La France cancre de l'emploi ? C'est faux !

Par Olivier Passet, Xerfi  |   |  585  mots
Olivier Passet, directeur des synthèses économiques de Xerfi. / DR
Ebréchons quelques idées reçues sur l’emploi en France. Plus précisément sur la France, mouton noir des pays développés en matière d’emploi.

Partons de ce que l'on connaît le mieux. La piètre performance française en matière de chômage. Cette piètre performance sur laquelle se bâtit toute la rhétorique de l'échec français. Et qui fait du marché du travail français l'anti modèle de l'OCDE.

La barre des 7% de chômage

Concentrons-nous sur ces pays que nous envions pour leur capacité à naviguer régulièrement sous la barre des 7% de chômage et à rétablir plus rapidement que nous le plein emploi dans la crise. Autrement dit, l'Allemagne, le Royaume-Uni, les Etats-Unis, le Danemark, les Pays-Bas et la Suède, des pays qui s'imposent tour à tour comme modèles de régulation exemplaires. Gardons quand même un autre mouton noir, l'Italie, pour mieux saisir ce qui nous sépare des meilleurs et nous rapproche du pire.

De ces pays, nous envions la régulation, car elle leur permet de créer des emplois quand nos entreprises y rechignent cette fameuse désincitation à l'embauche que produirait notre enfer règlementaire, syndical et jurisprudentiel.

La dynamique d'emploi

Comparons d'abord nos dynamiques d'emploi depuis 2000 pour prendre la mesure du problème. La France se situe sans surprise plutôt en bas de l'échelle concernant sa performance de moyen terme mais elle n'a pas à rougir de sa performance  globale quand elle se compare aux États-Unis, à l'Allemagne ou encore aux Pays-Bas. Ce sur quoi elle pèche en revanche, c'est sur sa capacité à rebondir depuis 2010.

Mais entre les minijobs allemands, les contrats zéro heure en grande Bretagne, la montée du temps partiel, et nos propres emplois dégradés en France quel est le bilan véritable de ces créations d'emploi en termes de volume horaire de travail. Au fond, parmi ces pays, qui a créé le plus d'heures de travail ?

Et là, on peut voir que performance de la plupart des pays s'affaisse, ce qui montre l'incidence forte du partage du travail dans les performances récentes. La France figure plutôt en haut de l'échelle.
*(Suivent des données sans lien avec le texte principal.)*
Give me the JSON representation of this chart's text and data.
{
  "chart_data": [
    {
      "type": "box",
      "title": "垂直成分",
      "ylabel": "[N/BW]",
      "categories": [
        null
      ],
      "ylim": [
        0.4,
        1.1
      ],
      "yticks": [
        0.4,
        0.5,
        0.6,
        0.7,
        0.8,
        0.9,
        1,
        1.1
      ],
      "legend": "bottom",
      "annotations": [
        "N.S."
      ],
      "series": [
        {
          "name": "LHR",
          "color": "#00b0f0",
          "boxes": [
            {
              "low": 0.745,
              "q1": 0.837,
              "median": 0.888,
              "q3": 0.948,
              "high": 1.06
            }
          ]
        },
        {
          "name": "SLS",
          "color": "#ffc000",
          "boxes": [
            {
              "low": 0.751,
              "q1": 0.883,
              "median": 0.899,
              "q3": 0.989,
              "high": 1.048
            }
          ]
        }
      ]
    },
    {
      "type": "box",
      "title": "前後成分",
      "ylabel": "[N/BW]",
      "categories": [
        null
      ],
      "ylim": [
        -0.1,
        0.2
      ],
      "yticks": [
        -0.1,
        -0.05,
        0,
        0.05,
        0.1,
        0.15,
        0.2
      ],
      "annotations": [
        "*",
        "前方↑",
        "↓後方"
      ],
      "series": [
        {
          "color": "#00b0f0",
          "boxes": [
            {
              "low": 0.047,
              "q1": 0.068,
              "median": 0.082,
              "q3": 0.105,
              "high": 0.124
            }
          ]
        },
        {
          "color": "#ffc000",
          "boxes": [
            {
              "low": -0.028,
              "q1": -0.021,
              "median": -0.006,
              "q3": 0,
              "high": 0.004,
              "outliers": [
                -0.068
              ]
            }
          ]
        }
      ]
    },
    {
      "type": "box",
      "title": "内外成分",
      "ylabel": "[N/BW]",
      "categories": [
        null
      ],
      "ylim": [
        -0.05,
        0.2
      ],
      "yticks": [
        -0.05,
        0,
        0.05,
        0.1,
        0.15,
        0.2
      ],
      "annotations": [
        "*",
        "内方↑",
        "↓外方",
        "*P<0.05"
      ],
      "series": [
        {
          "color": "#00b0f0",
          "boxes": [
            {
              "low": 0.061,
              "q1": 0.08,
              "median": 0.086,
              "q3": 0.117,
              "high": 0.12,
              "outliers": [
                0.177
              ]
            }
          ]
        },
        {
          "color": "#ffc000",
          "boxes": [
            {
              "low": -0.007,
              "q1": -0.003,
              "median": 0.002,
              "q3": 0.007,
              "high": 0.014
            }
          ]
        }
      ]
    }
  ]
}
Elle surclasse nettement l'Allemagne et les Etats-Unis compte tenu de la forte proportion d'emplois de petites durées dans ces deux pays. Bien des performances récentes sont aussi à relativiser au regard des dynamiques de moyen terme. Seuls Le Royaume-Uni et la Suède se démarquent positivement depuis la crise.

Le facteur démographique

Mais chacun de ces pays a des dynamiques démographiques différentes. C'est au fond la capacité à créer des heures de travail par personnes en âge de travailler qui permet de jauger la performance véritable des économies. Et là encore la France fait bonne figure en dépit de sa dynamique démographique. Elle surclasse cette fois ci très nettement les Etats-Unis mais aussi le Royaume-Uni sans parler de l'emblème de la flexi-sécurité qu'incarne le Danemark.

Certains sceptiques soupçonneront l'artifice des emplois administrés ou subventionnés, dans l'administration, l'action sociale, la santé ou l'éducation. Et là encore, il faut abandonner les idées reçues. Non la France est loin d'être la championne de ce type d'emplois. Il faut se tourner vers le Royaume-Uni ou les pays-bas pour trouver les plus fortes croissances dans ces secteurs fortement solvabilisés par la puissance publique.

 Alors, oui, la France est un piètre élève en matière de chômage  mais, paradoxe,  elle est loin d'être le cancre que l'on croit en matière d'emploi.